Football Experiences in Thailand
As mentioned on last week’s show I’ve just had a rather pleasant two weeks in Thailand. Like most of South east Asia it has a huge football fanbase (the sport vies for most popular along with Muay Thai boxing, a martial art that would make Simon Head quiver behind his UFC bed spread) and as such the sport is pretty prevalent in the country in the form of TV coverage, replica shirts and merchandise. But the Thai people indulge their passion for the beautiful in different ways to your average bloke in Northwich, Medway or Lancing…
We’ll start with the sweets…those lovely sweets that I brought back with me only to have them shunned by the rest of the Pubcasters. There were the referee whistlepops, horribly sweet and making a very poor whistling noise, and there were the marshmallow Man Utd players…where to start on those? Apart from the fact that they tasted like a packet of Canderel crammed into a sponge and looked rather bizarre they were quite nice. Oh, and they were made in Sidcup, so quite why the people of Ko Tao (an island of around 1,000 people) had them shipped over I’m not sure.
When you’re out and about in Thailand you’ll probably see a plethora of replica (and not always authentic) shirts. The four biggest teams in terms of fanbase are seemingly Man Utd, Liverpool, Real Madrid and Barcelona, with Chelsea also growing in popularity, but they’re by no means the be all and end all. I saw a few Arsenal shirts, a couple of Everton shirts, Inter and AC Milan and even an Ivory Coast shirt. There were no signs of Man City shirts, possibly due to the uneasy relationship (to say the least) between the much loved Thai Royal Family and former Premier (and Man City owner) Thaksin Shinawatra but more likely due to City being a tiny, tiny club…

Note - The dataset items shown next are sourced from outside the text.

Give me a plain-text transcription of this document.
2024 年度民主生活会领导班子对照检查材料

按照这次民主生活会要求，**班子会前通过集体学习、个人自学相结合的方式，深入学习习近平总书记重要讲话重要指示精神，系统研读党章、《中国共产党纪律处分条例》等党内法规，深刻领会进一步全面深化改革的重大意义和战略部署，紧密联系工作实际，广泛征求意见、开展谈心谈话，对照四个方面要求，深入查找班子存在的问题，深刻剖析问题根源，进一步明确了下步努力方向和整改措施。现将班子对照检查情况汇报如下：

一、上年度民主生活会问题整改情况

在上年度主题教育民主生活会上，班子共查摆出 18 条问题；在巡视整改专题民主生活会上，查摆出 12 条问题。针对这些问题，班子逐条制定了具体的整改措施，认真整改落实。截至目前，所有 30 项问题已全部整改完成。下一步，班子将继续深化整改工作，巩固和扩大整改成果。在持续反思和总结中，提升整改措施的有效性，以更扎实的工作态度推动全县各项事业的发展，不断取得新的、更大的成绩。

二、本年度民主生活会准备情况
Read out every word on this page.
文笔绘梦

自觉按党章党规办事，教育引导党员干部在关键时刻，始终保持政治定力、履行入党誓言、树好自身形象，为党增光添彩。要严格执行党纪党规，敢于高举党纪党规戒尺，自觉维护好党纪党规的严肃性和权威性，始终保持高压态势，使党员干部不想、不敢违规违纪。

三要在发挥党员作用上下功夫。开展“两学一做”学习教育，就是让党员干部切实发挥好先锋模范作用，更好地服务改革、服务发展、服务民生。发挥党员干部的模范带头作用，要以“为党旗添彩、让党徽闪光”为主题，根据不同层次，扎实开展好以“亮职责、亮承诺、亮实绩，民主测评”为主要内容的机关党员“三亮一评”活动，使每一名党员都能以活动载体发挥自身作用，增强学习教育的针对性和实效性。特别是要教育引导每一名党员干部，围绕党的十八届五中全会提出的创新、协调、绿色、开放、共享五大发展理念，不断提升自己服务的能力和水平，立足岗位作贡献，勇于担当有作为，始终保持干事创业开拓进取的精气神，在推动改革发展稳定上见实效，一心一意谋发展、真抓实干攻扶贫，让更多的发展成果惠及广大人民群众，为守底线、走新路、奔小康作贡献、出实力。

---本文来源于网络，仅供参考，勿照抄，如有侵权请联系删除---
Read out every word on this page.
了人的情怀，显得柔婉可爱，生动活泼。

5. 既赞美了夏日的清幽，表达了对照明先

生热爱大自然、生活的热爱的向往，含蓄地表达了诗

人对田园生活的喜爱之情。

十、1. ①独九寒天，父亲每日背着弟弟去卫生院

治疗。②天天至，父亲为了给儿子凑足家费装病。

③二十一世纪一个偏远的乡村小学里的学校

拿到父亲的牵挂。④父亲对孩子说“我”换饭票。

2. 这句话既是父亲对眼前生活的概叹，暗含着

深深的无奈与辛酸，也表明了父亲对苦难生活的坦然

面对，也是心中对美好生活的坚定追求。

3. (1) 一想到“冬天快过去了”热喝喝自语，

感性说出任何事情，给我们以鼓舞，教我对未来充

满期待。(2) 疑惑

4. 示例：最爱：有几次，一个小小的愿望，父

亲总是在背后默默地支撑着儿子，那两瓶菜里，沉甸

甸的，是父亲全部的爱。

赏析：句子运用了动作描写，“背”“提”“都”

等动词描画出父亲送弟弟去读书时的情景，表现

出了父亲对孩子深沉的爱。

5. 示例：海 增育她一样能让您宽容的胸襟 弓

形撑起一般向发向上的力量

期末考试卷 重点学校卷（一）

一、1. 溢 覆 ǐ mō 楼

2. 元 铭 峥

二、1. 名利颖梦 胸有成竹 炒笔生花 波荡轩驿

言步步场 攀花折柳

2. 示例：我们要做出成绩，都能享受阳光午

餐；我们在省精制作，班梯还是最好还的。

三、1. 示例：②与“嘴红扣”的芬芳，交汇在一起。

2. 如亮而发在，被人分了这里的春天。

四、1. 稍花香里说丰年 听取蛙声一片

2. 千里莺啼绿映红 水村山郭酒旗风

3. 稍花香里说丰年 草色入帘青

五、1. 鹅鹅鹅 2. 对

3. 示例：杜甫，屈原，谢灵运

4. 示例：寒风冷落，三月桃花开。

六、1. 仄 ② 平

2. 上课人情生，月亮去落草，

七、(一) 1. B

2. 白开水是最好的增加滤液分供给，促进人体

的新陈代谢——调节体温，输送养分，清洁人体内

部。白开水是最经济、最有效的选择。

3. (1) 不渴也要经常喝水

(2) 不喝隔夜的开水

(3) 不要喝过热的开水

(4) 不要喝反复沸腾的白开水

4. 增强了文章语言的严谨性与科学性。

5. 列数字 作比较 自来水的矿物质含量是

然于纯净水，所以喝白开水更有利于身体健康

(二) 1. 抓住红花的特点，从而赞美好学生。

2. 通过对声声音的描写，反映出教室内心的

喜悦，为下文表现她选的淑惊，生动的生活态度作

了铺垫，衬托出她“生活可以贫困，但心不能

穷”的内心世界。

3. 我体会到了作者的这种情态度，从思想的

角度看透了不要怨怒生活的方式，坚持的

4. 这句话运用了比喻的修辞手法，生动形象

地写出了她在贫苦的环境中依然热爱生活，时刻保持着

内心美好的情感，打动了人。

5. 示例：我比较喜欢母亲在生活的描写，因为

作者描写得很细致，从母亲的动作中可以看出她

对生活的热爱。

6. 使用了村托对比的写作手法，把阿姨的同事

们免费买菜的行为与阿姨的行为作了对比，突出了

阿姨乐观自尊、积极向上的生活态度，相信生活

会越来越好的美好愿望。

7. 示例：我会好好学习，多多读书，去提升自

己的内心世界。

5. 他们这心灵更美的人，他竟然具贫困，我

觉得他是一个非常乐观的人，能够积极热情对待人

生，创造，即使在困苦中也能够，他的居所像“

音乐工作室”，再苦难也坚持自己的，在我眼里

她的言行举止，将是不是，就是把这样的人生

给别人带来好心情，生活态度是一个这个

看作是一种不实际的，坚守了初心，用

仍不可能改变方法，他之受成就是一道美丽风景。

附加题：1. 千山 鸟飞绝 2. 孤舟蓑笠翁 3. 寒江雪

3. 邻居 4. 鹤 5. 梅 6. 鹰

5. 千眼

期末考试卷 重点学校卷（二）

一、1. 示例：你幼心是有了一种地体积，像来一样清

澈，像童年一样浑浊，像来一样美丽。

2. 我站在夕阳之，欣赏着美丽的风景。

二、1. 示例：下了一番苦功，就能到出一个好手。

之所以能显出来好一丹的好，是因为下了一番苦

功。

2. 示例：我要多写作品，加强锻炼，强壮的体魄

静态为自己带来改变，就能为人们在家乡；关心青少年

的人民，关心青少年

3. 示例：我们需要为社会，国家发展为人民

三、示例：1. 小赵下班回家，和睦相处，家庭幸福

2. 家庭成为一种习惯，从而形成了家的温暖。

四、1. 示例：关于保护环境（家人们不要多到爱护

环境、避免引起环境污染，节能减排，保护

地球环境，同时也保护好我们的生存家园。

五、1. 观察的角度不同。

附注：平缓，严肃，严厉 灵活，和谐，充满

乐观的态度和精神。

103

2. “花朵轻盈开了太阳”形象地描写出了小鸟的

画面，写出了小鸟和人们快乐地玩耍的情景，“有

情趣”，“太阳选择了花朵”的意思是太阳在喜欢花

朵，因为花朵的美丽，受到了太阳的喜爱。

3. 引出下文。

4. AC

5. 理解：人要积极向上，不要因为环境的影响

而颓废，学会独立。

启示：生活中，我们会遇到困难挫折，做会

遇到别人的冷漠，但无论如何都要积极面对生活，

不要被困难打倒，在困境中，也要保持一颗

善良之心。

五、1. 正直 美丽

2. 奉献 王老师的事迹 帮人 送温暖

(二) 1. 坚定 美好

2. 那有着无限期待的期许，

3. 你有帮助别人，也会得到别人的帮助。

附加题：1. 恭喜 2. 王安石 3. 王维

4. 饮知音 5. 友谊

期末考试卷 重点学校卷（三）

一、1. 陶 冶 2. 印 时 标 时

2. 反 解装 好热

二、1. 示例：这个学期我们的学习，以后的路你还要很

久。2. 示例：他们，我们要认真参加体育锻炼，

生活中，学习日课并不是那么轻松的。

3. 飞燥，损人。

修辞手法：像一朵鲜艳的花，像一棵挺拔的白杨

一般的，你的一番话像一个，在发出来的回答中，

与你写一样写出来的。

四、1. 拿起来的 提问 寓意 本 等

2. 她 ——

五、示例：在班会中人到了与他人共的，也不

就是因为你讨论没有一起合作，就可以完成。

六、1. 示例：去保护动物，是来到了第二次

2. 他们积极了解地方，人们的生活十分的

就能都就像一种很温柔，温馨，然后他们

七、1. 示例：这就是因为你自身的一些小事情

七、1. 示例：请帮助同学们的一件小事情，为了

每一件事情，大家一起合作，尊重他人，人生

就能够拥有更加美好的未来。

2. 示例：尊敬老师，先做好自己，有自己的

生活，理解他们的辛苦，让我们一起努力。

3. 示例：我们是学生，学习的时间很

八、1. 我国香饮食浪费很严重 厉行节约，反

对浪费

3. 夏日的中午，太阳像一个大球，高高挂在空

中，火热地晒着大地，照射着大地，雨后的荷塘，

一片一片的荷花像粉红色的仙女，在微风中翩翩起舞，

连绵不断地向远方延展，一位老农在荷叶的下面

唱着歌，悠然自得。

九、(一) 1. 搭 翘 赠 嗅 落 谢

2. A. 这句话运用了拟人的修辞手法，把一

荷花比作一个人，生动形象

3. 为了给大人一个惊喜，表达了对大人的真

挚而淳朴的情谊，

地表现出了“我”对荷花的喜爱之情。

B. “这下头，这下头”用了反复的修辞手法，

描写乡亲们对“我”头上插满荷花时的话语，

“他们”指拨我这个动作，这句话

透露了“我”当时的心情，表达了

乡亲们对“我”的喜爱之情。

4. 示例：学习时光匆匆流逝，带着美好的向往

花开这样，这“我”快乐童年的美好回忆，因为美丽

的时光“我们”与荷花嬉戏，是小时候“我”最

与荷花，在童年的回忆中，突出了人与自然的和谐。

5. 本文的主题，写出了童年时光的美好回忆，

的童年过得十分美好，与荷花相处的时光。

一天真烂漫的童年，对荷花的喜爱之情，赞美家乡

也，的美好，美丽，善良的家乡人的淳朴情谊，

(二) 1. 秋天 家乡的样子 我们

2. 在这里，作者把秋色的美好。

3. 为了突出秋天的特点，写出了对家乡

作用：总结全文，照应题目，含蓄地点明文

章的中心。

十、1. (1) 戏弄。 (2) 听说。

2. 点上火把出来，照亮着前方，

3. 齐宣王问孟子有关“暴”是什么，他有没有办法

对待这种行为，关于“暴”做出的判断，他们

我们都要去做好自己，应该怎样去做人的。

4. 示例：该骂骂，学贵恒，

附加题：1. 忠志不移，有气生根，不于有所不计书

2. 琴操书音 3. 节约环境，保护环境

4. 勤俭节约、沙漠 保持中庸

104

However the most bizarre shirt I saw in Thailand however was the first thing that greeted me at Bangkok Airport…The duty free shopping at Bangkok is run by a company called “King Power”…as in the “King Power Stadium”…as in the owners of Leicester City. As such, each terminal has a few sports shops (and you’d be surprised how many there are, the shops repeat themselves with the frequency of a background from an episode of “The Flintstones”) and each one of these have what I would describe as a “Leicester City” annex. You can buy home and away shirts, leisurewear, caps, footballs, DVDs (they were showing Leicester 1-1 Birmingham on loop…) and other collected tat and, bafflingly, it didn’t seem to be selling very well. Still, somewhere in Koh Phi Phi there’s probably a little kid who idolizes Neil Danns.
Beer is one of the best things about a short holiday in Thailand (apart from, y’know, the culture and natural beauty and that…) and inevitably its almost synonymous with football. There’s three (authentically Thai) beers on the market and one of them, Leo, doesn’t seem to be so popular (which is strange as its rather palatable). In the white and brown corner you have Singha…the official beer partner (in Thailand at least) of Manchester United and Chelsea.
At the moment Chelsea players are plastered all over their cans (it makes drinking beer difficult when you have to wrap your lips around John Terry’s face) while Man Utd seem to be all over the promotional hoardings outside bars (it makes drinking beer difficult when you have Wayne Rooney gurning down at you). There was also a lovely promotional video on my flight from Bangkok to Koh Samui with Edwin van der Sar, Gary Neville, Ji-Sung Park and Ryan Giggs extolling the virtues of Singha. Given that three of the four have now departed and Ryan Giggs didn’t play last night I guess we can’t blame that for the woeful performance.
In the green and gold corner you have Chang; 6.4%, can lead to hallucinations…lovely stuff. You probably know Chang as the sponsors of Everton, but surprisingly Phil Neville and Leon Osman are shunned when it comes to promotional material in favour of the Spanish heavyweights…Barcelona and Real Madrid. Funny that.
Leaving Thailand has left me torn on the globalization of football. On one hand I was delighted to be able to speak the universal language of “Manchester…Wayne Rooney!” and sample the delights of marshmallow footballers. On the other I struggled to imagine the people in this tropical paradise having any sort of connection with the people of Salford or Anfield or Fulham. Still…Leicester City, big in Thailand…maybe they’d stand a fair chance at success if they moved there.